Hauser C J, Lagoo S, Lagoo A, Hale E, Hardy K J, Barber W H, Bass J D, Poole G V
Department of Surgery, University of Mississippi Medical Center, Jackson, USA.
Arch Surg. 1995 Nov;130(11):1186-91; discussion 1191-2. doi: 10.1001/archsurg.1995.01430110044008.
Trauma is believed to activate immunocytes but paradoxically also increases the risk of intraperitoneal infection.
To investigate these events by evaluating changes in the cytokine control networks of human peritoneal macrophages (PM phi) early after trauma.
Case-control study comparing cytokine messenger RNA (mRNA) expression by PM phi from patients with extra-abdominal trauma with that of both peripheral blood mononuclear cells (PBM) and PM phi obtained from healthy individuals.
Level I trauma center and basic science laboratory in a university hospital center.
Six patients with polytrauma (Injury Severity Score, > or = 15) with clinically negative diagnostic peritoneal lavages performed on routine indications at admission to the emergency department and six healthy age- and sex-matched individuals undergoing inguinal herniorrhaphy under local anesthesia.
Peritoneal macrophages were isolated from diagnostic peritoneal lavages in trauma patients. Identical lavages were performed through the hernia sac in the control group.
Cellular RNA was assayed for tumor necrosis factor alpha (TNF-alpha), interleukin-1 beta, IL-6, and IL-10 message by semiquantitative reverse-transcription polymerase chain reaction.
Normal PM phi expressed high levels of TNF-alpha mRNA relative to PBM, but expression of the other proinflammatory cytokines was equivalent to that of PBM. Peritoneal macrophage expression of TNF-alpha mRNA was markedly (64-fold) decreased after trauma (P < .001), when PBM expression of IL-10 mRNA was increased (P = .03).
Human PM phi constitutively show high levels of TNF-alpha message expression, and this is down-regulated by polytrauma. This might constitute a functionally "primed" state. If so, TNF-alpha down-regulation might contribute to functional PM phi suppression after systemic injury.
创伤被认为会激活免疫细胞,但矛盾的是,它也会增加腹腔内感染的风险。
通过评估创伤后早期人类腹腔巨噬细胞(PM phi)细胞因子控制网络的变化来研究这些事件。
病例对照研究,比较腹部外伤患者的PM phi与外周血单核细胞(PBM)以及健康个体的PM phi的细胞因子信使核糖核酸(mRNA)表达。
大学医院中心的一级创伤中心和基础科学实验室。
6例多发伤患者(损伤严重度评分≥15),在急诊科入院时根据常规指征进行了临床诊断性腹腔灌洗结果为阴性,以及6例年龄和性别匹配的健康个体,在局部麻醉下接受腹股沟疝修补术。

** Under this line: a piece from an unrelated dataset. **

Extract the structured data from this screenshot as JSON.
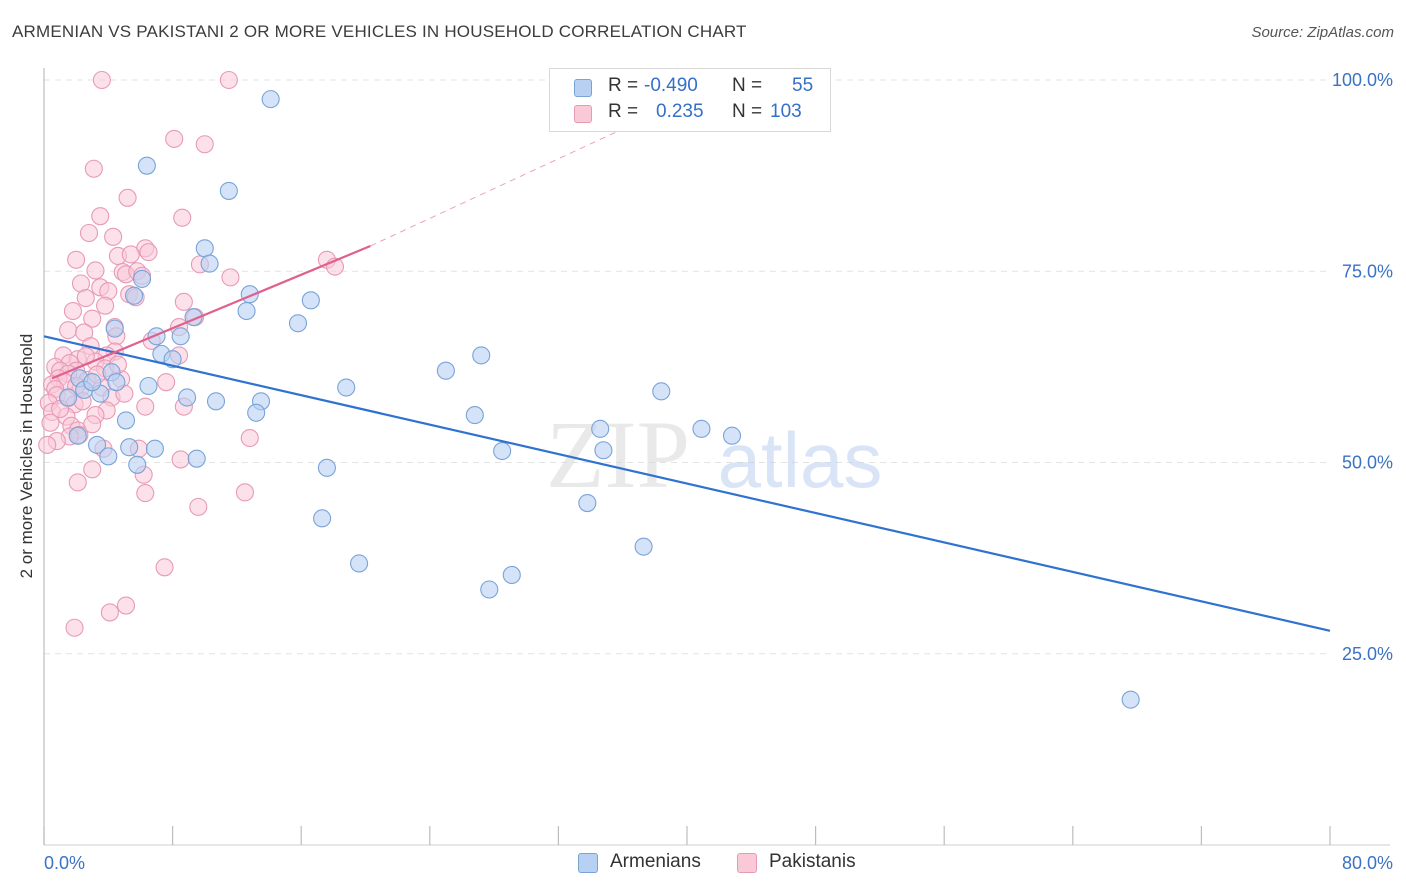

从创伤患者的诊断性腹腔灌洗中分离出腹腔巨噬细胞。对照组通过疝囊进行相同的灌洗。
通过半定量逆转录聚合酶链反应检测细胞RNA中的肿瘤坏死因子α(TNF-α)、白细胞介素-1β、IL-6和IL-10信息。
相对于PBM,正常的PM phi表达高水平的TNF-α mRNA,但其他促炎细胞因子的表达与PBM相当。创伤后,PM phi的TNF-α mRNA表达显著降低(64倍)(P<.001),而PBM的IL-10 mRNA表达增加(P=.03)。
人类PM phi持续显示高水平的TNF-α信息表达,并且这会被多发伤下调。这可能构成一种功能上的“预激发”状态。如果是这样,TNF-α下调可能有助于全身损伤后PM phi功能的抑制。